BPF_COMPLEXITY_LIMIT_STATES is 64, but I'm thinking to decrease it to 8.

Here is the commit log from patch 6:
"This patch removes the limit for root programs from uapi.
BPF_COMPLEXITY_LIMIT_INSNS is the kernel internal limit
and success to load the program no longer depends on program size,
but on 'smartness' of the verifier only.
The verifier will continue to get smarter with every kernel release.
"
Removing 4k limit for root doesn't change much from user's perspective.
Every program has a different limit depending on a kernel version.
I gave an example in patch 6 where folks compile the same program
with different #define because verifier smartness is different
between kernels.
4k was a stated limit, but irrelevant in practice.
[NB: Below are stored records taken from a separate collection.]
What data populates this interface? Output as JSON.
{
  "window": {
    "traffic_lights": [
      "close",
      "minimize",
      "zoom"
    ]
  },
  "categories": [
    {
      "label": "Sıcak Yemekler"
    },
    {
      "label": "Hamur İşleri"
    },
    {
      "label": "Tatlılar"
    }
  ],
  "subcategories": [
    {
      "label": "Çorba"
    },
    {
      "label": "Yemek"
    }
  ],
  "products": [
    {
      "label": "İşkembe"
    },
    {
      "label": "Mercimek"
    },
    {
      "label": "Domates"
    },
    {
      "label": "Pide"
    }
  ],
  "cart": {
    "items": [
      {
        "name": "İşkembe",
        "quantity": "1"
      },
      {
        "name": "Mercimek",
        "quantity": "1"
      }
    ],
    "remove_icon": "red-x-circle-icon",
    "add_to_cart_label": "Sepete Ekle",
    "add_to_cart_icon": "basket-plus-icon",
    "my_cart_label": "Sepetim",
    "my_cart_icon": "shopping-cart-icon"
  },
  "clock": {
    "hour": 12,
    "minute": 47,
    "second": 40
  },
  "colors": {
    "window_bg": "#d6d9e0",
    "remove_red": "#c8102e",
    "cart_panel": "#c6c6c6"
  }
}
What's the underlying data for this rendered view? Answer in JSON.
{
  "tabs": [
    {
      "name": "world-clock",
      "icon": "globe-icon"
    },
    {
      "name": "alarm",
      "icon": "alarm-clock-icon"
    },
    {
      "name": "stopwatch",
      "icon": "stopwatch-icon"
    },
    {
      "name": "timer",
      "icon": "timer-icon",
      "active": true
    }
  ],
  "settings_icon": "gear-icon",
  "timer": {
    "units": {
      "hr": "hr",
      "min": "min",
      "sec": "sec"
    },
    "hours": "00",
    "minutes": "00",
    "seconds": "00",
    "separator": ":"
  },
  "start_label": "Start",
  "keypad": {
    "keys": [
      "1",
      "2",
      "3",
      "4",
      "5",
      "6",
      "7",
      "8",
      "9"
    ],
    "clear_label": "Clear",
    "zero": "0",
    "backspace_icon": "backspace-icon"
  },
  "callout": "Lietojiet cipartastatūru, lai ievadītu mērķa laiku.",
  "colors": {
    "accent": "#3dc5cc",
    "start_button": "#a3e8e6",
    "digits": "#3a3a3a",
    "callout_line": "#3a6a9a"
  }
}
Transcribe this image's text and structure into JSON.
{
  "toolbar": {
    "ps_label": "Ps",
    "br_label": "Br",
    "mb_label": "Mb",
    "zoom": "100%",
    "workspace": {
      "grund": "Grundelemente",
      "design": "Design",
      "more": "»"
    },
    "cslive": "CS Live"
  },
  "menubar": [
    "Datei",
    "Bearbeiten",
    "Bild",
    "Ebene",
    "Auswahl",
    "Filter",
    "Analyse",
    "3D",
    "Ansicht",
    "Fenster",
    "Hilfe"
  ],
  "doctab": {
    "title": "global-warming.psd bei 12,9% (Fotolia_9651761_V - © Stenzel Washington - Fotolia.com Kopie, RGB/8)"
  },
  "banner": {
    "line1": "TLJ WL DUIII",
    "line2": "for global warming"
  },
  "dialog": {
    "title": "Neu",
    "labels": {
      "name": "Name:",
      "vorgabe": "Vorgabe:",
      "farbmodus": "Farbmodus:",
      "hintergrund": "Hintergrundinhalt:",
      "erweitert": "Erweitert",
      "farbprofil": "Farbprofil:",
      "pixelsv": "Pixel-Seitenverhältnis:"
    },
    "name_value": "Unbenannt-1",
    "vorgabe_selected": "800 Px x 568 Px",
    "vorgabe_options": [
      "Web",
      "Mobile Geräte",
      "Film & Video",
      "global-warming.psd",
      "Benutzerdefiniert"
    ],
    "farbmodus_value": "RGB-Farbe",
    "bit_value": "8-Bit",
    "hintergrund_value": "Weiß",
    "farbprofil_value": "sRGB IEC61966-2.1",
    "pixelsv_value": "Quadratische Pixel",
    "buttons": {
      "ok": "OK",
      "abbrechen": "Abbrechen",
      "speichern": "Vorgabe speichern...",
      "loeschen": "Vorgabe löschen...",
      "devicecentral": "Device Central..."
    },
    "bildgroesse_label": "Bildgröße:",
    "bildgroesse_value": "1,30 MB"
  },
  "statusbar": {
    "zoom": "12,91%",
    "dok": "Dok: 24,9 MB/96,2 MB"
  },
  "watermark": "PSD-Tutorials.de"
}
Am I happy with this situation? Of coure not.
I've been talking about the requirement to support 1m instructions
for a year now, but most bpf developers didn't take it seriously and
I see a creep of features into the verifier that makes it harder and
harder to support large programs.
Most folks operate with an assumption that bpf programs are tiny,
so it's ok to use inefficent algorithms. This has to change.
We have to remove the limit and experience these issues otherwise
that day of verifier being 'ready' will never come.
With 4k limit syzbot found a way to make verifier spend 10 seconds
verifying a program of ~300 instructions long.
Will it find something again? No doubt. Whether the limit on program
size is there or not is not going to stop fuzzing tools.
The removal of instruction limit is changing bpf developer's mindset.
It's changing _us_. That's the key difference.
It is a requirement to support large programs and we need to make sure
internals of the verifier can scale.